Original writing, musical works, artistic designs and other works of expression are protected under federal copyright law, which gives the author exclusive rights to use the works. Copyright lasts 70 years after the author’s death.

An author’s copyright is automatic when a work is created; for extra protection, however, simply add the word “copyright” or the symbol ©, the first year of publication and name of the copyright owner at the top of the page. To officially register a copyright (necessary if you wish to bring a lawsuit for infringement), visit www.copyright.gov.

 

5 ways to reduce your cyber vulnerability

Equip each computer in your business with antivirus software/antispyware and update often. Use a firewall and encrypting information to safeguard your internet connection. Password protect router access on your Wi-Fi network.

Establish written policies for handling/protecting sensitive data, using social networking sites and reporting lost or stolen equipment; hold employees accountable if they violate these policies.

Create a separate user account for each employee and restrict administrative privileges to trusted IT staff and key personnel. Require employees to use strong passwords and to change them often; better yet, implement multifactor authentication (password + additional information) to gain entry.

Back up critical data on all computers automatically or, at the very least, weekly; store copies offsite or on the cloud.

Lock computers when unattended, and caution employees to be watchful when traveling with or using company laptops away from your business site. Require employees to password protect personal mobile devices that access your business network and install security apps to prevent data theft.

Insuring People

Could your business operate without someone at the helm? Probably not. The following insurance types are available to cover losses involving bosses and/or employees:

Protects both the company and individual executives in the event that employees, shareholders, government agencies and others sue directors and officers over financial losses due to alleged company mismanagement.

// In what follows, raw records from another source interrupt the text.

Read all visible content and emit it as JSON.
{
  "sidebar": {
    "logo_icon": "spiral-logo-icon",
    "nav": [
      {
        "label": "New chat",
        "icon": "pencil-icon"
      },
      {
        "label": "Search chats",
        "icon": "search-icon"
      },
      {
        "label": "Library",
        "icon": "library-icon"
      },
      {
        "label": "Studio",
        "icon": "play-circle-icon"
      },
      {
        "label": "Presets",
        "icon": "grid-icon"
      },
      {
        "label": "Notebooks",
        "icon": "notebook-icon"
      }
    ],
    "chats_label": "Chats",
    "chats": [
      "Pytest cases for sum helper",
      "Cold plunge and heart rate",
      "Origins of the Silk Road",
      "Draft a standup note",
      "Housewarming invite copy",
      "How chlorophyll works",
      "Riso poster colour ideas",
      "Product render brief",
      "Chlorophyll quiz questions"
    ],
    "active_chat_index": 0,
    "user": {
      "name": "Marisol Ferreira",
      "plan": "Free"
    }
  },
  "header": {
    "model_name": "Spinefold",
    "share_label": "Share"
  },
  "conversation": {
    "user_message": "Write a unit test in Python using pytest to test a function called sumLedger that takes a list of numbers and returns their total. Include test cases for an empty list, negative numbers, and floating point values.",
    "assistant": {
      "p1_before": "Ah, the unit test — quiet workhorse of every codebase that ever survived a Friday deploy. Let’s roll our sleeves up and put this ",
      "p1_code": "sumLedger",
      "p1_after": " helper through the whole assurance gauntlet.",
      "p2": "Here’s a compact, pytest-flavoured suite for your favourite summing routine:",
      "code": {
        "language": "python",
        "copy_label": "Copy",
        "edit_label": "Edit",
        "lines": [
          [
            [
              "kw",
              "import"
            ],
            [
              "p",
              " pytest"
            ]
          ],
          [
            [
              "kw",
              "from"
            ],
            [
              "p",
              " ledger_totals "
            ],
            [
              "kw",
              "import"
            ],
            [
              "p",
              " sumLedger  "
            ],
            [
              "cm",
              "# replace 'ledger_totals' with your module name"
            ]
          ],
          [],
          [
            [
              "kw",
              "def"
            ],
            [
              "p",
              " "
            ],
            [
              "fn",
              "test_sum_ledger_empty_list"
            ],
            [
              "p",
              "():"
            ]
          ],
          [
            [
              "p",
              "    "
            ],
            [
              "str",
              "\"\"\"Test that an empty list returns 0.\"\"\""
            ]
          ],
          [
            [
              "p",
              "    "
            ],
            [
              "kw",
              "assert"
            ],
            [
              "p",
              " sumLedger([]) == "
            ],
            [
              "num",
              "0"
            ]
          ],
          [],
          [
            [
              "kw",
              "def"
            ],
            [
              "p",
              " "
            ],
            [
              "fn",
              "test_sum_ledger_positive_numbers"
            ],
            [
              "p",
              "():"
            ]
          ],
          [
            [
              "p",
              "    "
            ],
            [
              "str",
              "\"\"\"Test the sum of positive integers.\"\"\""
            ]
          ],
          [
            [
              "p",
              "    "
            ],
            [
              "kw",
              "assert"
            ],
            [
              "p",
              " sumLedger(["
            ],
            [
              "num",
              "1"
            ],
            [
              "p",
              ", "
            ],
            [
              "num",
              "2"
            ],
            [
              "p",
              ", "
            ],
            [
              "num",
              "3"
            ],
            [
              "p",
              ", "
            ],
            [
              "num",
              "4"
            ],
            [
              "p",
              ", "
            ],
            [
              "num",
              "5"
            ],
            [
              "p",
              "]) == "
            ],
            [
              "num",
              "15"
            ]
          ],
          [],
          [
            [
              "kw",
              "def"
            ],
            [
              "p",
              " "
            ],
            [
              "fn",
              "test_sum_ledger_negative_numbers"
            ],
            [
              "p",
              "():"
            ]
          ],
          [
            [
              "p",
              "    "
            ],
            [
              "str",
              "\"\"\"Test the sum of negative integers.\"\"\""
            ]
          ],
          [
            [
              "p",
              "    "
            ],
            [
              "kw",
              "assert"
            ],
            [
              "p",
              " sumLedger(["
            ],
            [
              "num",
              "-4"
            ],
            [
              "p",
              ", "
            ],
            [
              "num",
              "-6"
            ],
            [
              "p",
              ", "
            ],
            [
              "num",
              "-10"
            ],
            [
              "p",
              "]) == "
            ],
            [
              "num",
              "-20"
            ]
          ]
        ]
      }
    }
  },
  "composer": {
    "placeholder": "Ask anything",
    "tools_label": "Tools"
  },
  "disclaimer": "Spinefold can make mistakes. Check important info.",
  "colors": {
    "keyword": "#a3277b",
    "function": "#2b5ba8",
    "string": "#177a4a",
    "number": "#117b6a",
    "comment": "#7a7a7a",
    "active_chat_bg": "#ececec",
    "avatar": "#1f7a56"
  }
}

Protects a business in the event of the death of an individual considered vital to the firm’s success. The company buys and pays for a key-employee policy – similar to a life insurance policy – on a specific individual, and the death benefit goes to the company rather than to the individual’s family.

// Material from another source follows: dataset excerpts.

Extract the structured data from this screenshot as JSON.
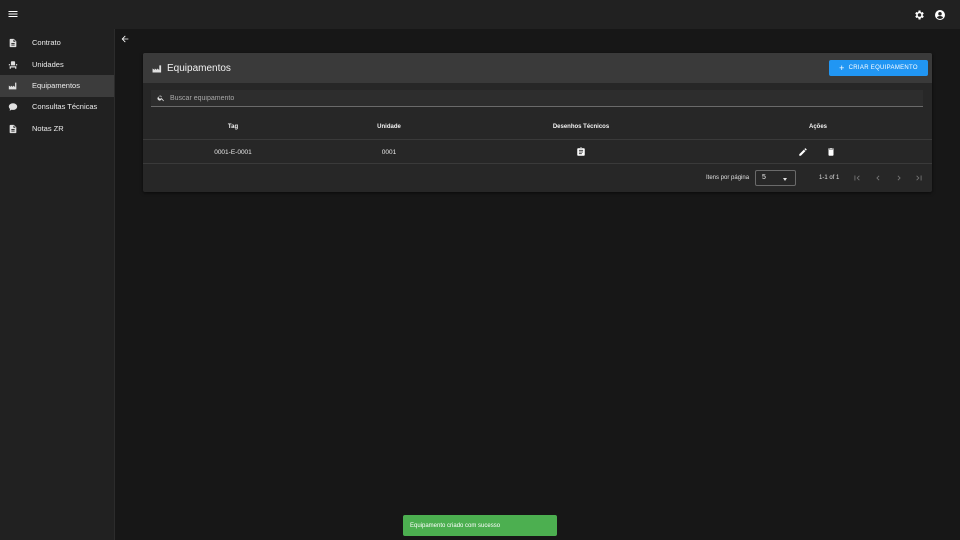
{
  "topbar": {
    "menu_icon": "menu-icon",
    "settings_icon": "gear-icon",
    "account_icon": "account-circle-icon"
  },
  "sidebar": {
    "items": [
      {
        "label": "Contrato",
        "icon": "file-document-icon",
        "active": false
      },
      {
        "label": "Unidades",
        "icon": "factory-icon",
        "active": false
      },
      {
        "label": "Equipamentos",
        "icon": "industry-equipment-icon",
        "active": true
      },
      {
        "label": "Consultas Técnicas",
        "icon": "comment-icon",
        "active": false
      },
      {
        "label": "Notas ZR",
        "icon": "file-document-icon",
        "active": false
      }
    ]
  },
  "main": {
    "back_icon": "arrow-left-icon",
    "title": "Equipamentos",
    "create_button": "CRIAR EQUIPAMENTO",
    "search_placeholder": "Buscar equipamento",
    "search_value": "",
    "table": {
      "columns": [
        "Tag",
        "Unidade",
        "Desenhos Técnicos",
        "Ações"
      ],
      "rows": [
        {
          "tag": "0001-E-0001",
          "unidade": "0001",
          "desenhos_icon": "clipboard-icon",
          "actions": [
            "pencil-icon",
            "trash-icon"
          ]
        }
      ]
    },
    "pagination": {
      "items_per_page_label": "Itens por página",
      "items_per_page": "5",
      "range": "1-1 of 1"
    }
  },
  "toast": {
    "message": "Equipamento criado com sucesso"
  },
  "colors": {
    "primary": "#2196f3",
    "success": "#4caf50",
    "background": "#171717",
    "surface": "#272727",
    "header": "#3a3a3a"
  }
}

Florida law requires employers with four or more full- or part-time employees to have workers’ compensation coverage for their employees. Sole proprietors and partners are not considered employees. Unless exempt, corporate officers are included in the definition of “employee.” (Employers in construction and agriculture are subject to different requirements.)

Choose Wisely

Confused about which individual insurance policies to buy? Consider a “business owner’s policy” (BOP) that combines property, general liability and business interruption insurance coverage in a single package. BOPs are typically available only to businesses with fewer than 100 employees and you may still need additional coverage for unique risks related to your specific situation.